Les questions de mobilité internationale du travail revêtent pour les pays, qu’ils soient pays émetteurs ou d’accueil, une dimension multiple, qui réunit dans une même problématique :

  • Des questions démographiques et économiques,
  • Des considérations sociales et humanitaires,
  • Ainsi, que des préoccupations identitaires et sécuritaires. 

De nombreuses initiatives sont prises ces derniers temps pour débattre de la question migratoire dans ses diverses dimensions, répercussions et implications sur la mobilité internationale du travail (…) L’emploi a toujours constitué, pour le Président Ben Ali, une priorité.

Il constituera au cours de la prochaine quinquénnie une priorité absolue dans le cadre du Programme Présidentiel : « Ensemble  pour relever les défis ».

L’emploi a constitué en effet le point de convergence de toutes les politiques sectorielles. Pour la prochaine quinquennie, parmi les 355 mesures que comporte le programme du chef de l’Etat, 209 mesures - donc 60% de l’ensemble des mesures- concernent directement ou indirectement l’emploi.

Orienter les investissements, mieux adapter les outputs et adopter une politique active

Cette priorité absolue est inscrite dans une  stratégie de l’emploi qui  s’articule autour de 3 axes importants :

  1. Orienter davantage à l’avenir les investissements vers les secteurs à haute valeur ajoutée  et à contenu en connaissance élevé, (90 000/an)
  2. mieux adapter les outputs de l’enseignement, de la formation professionnelle et de l’enseignement supérieur aux nouvelles exigences du marché de l’emploi et aux besoins de l’économie,
  3. adopter une politique active de l’emploi ciblant les catégories qui ont des difficultés particulières d’insertion professionnelle.

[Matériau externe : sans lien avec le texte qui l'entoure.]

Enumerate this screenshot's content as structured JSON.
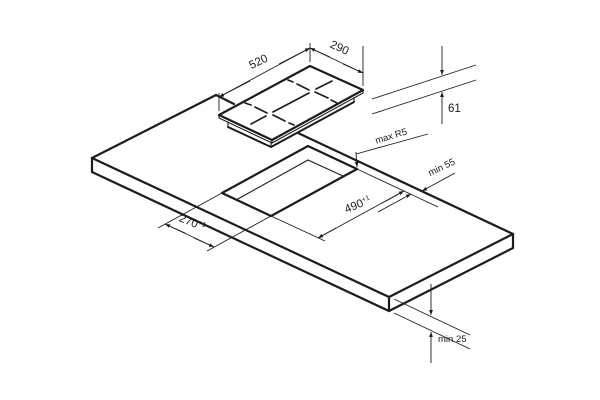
{
  "labels": {
    "hob_width": "520",
    "hob_depth": "290",
    "hob_height": "61",
    "cutout_radius": "max R5",
    "rear_clearance": "min 55",
    "cutout_length": "490",
    "cutout_length_tol": "+1",
    "cutout_width": "270",
    "cutout_width_tol": "+1",
    "worktop_thickness": "min 25"
  },
  "colors": {
    "line": "#1c1c1c",
    "background": "#ffffff"
  }
}
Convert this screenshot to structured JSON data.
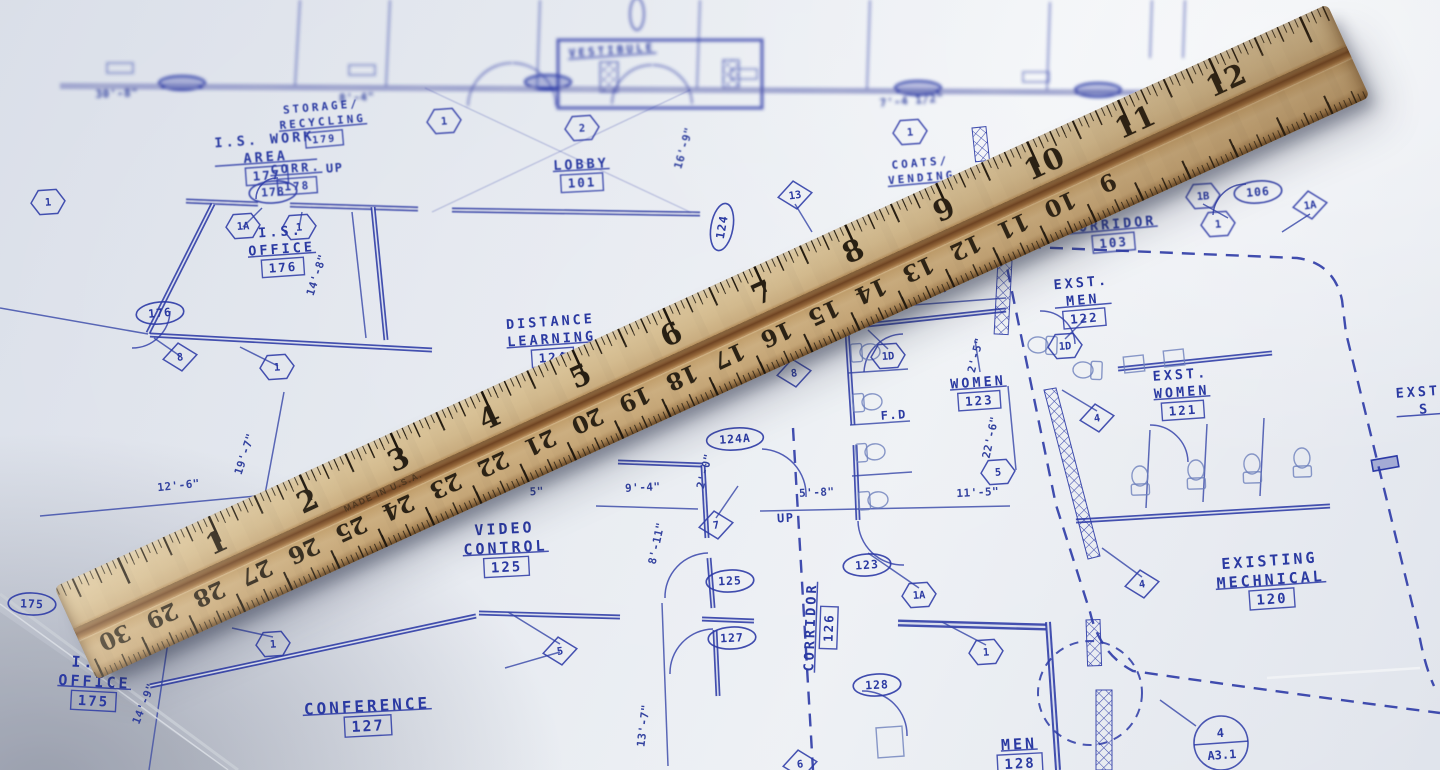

Il s’agira pour nous de relever un triple défi :

  1. Couvrir la demande additionnelle  d’emploi, qui est à des niveaux très élevés
  2. Créer des emplois pour des diplômés du supérieur qui représentent près de 60 % de cette demande additionnelle,
  3. Diminuer le stock résiduel des demandeurs d’emploi.

La mobilité à l’International constituera pour les prochaines années un axe important, qui présentera des opportunités très importantes pour notre économie et en particulier pour l’emploi.

Un vrai défi pour nos partenaires notamment européens

La question de la mobilité internationale du travail n’est plus posée aujourd’hui en termes d’échanges ponctuels de main d’œuvre, elle constitue un vrai défi aussi bien pour nous que pour nos partenaires notamment européens. Les projections démographiques et de la population active indiquent en effet que l’Europe est appelée à connaitre des déficits très importants  en main d’œuvre  au cours des prochaines décennies atteignant 66 millions d’actifs à l’horizon 2050. Ces déficits restent très élevés quelque soient les mesures que les pays peuvent entreprendre en matière d’allongement de la durée de travail, d’augmentation des taux d’activité et au niveau des politiques natalistes.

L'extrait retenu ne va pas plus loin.